この教会は、「軒の教会」と呼ばれています。日本の建物から「軒」が無くなりつつあります。「軒」は、内でもなく、外でもない空間です。それは、人と人とが出会う場所でもありました。この「軒」が町中から姿を消しつつあるのは、単に土地が狭いことやデザインの問題ではないと思います。それは、今が他者との出会いを避ける時代になりつつあることを表しているように思うのです。
東八幡キリスト教会は、出会いを喜び、他者と共に生きることを目指す教会です。教会活動の中で、あるいはホームレス支援活動の中で繰り返し私たちは、出会い、感謝し、ある時は傷つき、それでもなお、お互いの存在を喜んで生きてきました。新教会堂である「軒の教会」は、そのような東八幡キリスト教会のあり方を体現するものとなりました。
新会堂は、2015年グッドデザイン賞や、第28回福岡県美しいまちづくり建築賞などを受賞しました。『新建築』や『Casa BRUTUS』などの雑誌、テレビ等でも紹介されています。
一人でも多くの人々と共に生きようとされている東八幡キリスト教会の思想に感銘を覚え、我々は今回の新教会堂建設に関わらせて頂くことになりました。新しい教会堂の周りには大きな軒下空間を巡らせました。教会堂という神聖な空間との間に軒という誰もが足を踏み入れられやすい場を設け、一人でも多くの人々を神の家に受け入れたいという考えです。軒下には食事を囲んだ語らいと学びの場を設け、教会に通う方々が互いに支え合い高め合う場を作っています。

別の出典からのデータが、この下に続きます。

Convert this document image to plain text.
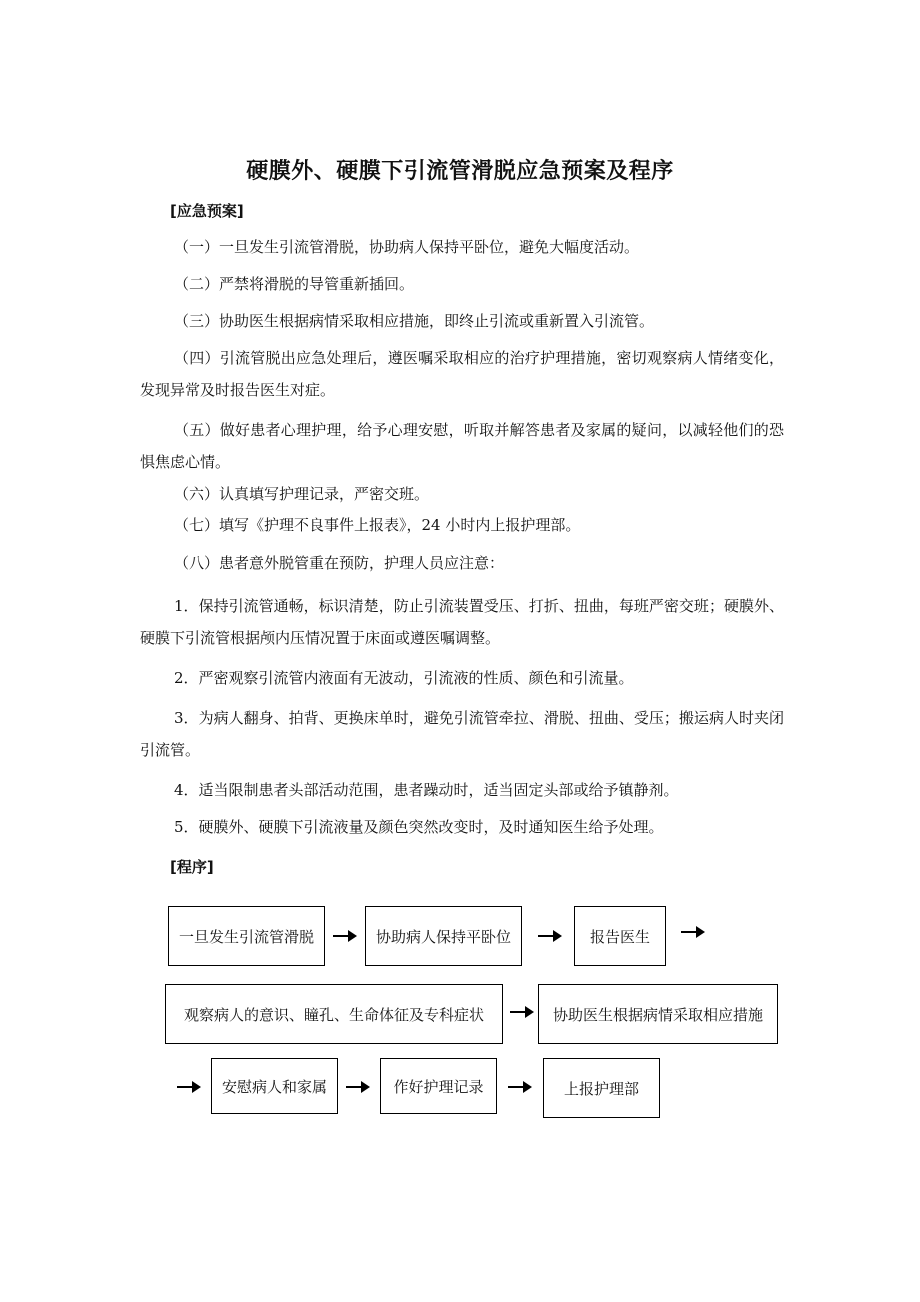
硬膜外、硬膜下引流管滑脱应急预案及程序
[应急预案]
（一）一旦发生引流管滑脱，协助病人保持平卧位，避免大幅度活动。
（二）严禁将滑脱的导管重新插回。
（三）协助医生根据病情采取相应措施，即终止引流或重新置入引流管。
（四）引流管脱出应急处理后，遵医嘱采取相应的治疗护理措施，密切观察病人情绪变化，发现异常及时报告医生对症。
（五）做好患者心理护理，给予心理安慰，听取并解答患者及家属的疑问，以减轻他们的恐惧焦虑心情。
（六）认真填写护理记录，严密交班。
（七）填写《护理不良事件上报表》，24 小时内上报护理部。
（八）患者意外脱管重在预防，护理人员应注意：
1．保持引流管通畅，标识清楚，防止引流装置受压、打折、扭曲，每班严密交班；硬膜外、硬膜下引流管根据颅内压情况置于床面或遵医嘱调整。
2．严密观察引流管内液面有无波动，引流液的性质、颜色和引流量。
3．为病人翻身、拍背、更换床单时，避免引流管牵拉、滑脱、扭曲、受压；搬运病人时夹闭引流管。
4．适当限制患者头部活动范围，患者躁动时，适当固定头部或给予镇静剂。
5．硬膜外、硬膜下引流液量及颜色突然改变时，及时通知医生给予处理。
[程序]
一旦发生引流管滑脱	协助病人保持平卧位	报告医生
观察病人的意识、瞳孔、生命体征及专科症状	协助医生根据病情采取相应措施
安慰病人和家属	作好护理记录	上报护理部
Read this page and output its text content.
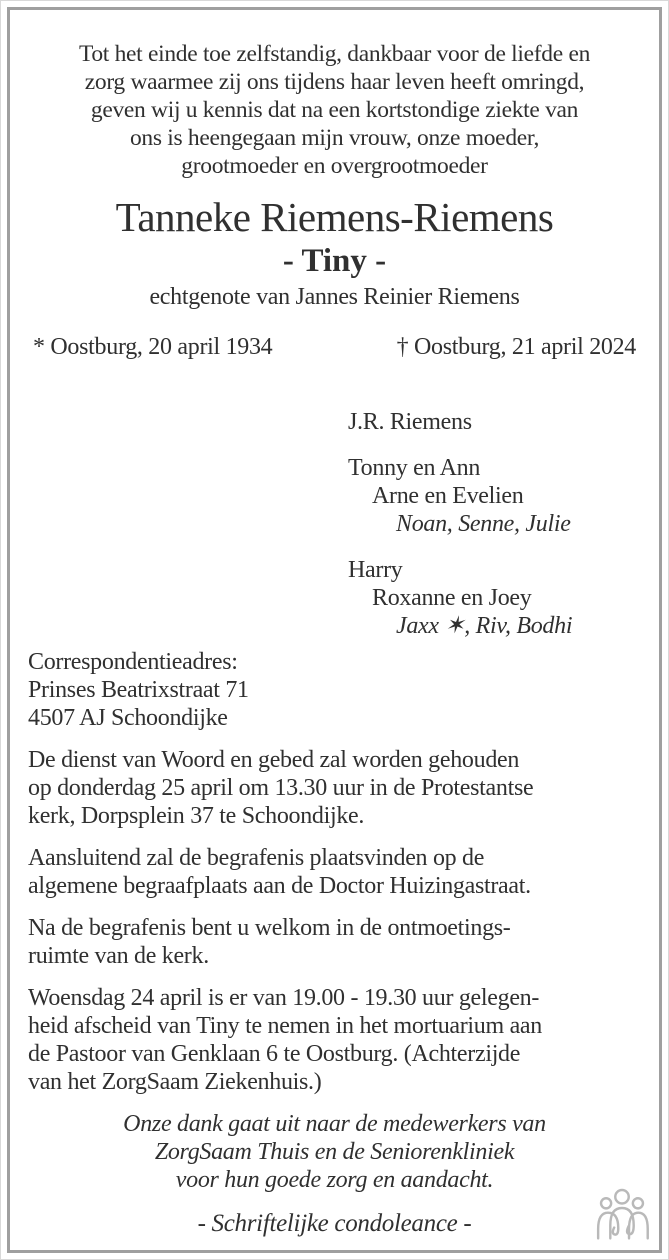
Tot het einde toe zelfstandig, dankbaar voor de liefde en
zorg waarmee zij ons tijdens haar leven heeft omringd,
geven wij u kennis dat na een kortstondige ziekte van
ons is heengegaan mijn vrouw, onze moeder,
grootmoeder en overgrootmoeder
Tanneke Riemens-Riemens
- Tiny -
echtgenote van Jannes Reinier Riemens
* Oostburg, 20 april 1934	† Oostburg, 21 april 2024
J.R. Riemens
Tonny en Ann
Arne en Evelien
Noan, Senne, Julie
Harry
Roxanne en Joey
Jaxx ✶, Riv, Bodhi
Correspondentieadres:
Prinses Beatrixstraat 71
4507 AJ Schoondijke
De dienst van Woord en gebed zal worden gehouden
op donderdag 25 april om 13.30 uur in de Protestantse
kerk, Dorpsplein 37 te Schoondijke.
Aansluitend zal de begrafenis plaatsvinden op de
algemene begraafplaats aan de Doctor Huizingastraat.
Na de begrafenis bent u welkom in de ontmoetings-
ruimte van de kerk.
Woensdag 24 april is er van 19.00 - 19.30 uur gelegen-
heid afscheid van Tiny te nemen in het mortuarium aan
de Pastoor van Genklaan 6 te Oostburg. (Achterzijde
van het ZorgSaam Ziekenhuis.)
Onze dank gaat uit naar de medewerkers van
ZorgSaam Thuis en de Seniorenkliniek
voor hun goede zorg en aandacht.
- Schriftelijke condoleance -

礼拝堂は天空からの光によってのみ彩られる背の高いながらも飾りのない素朴な空間です。何も加えなくとも天空からの光そのものに十分な豊かさと恵みが含まれているという考えです。構造は木で作ります。日本の気候風土の中で注意深く作られた木構造が百年千年の時を超えることは、現存する歴史的建造物が証明しています。新教会堂が長い時代を超え、多くの人々、特に寄る辺なき人々の隣り人となり続けることを願っています。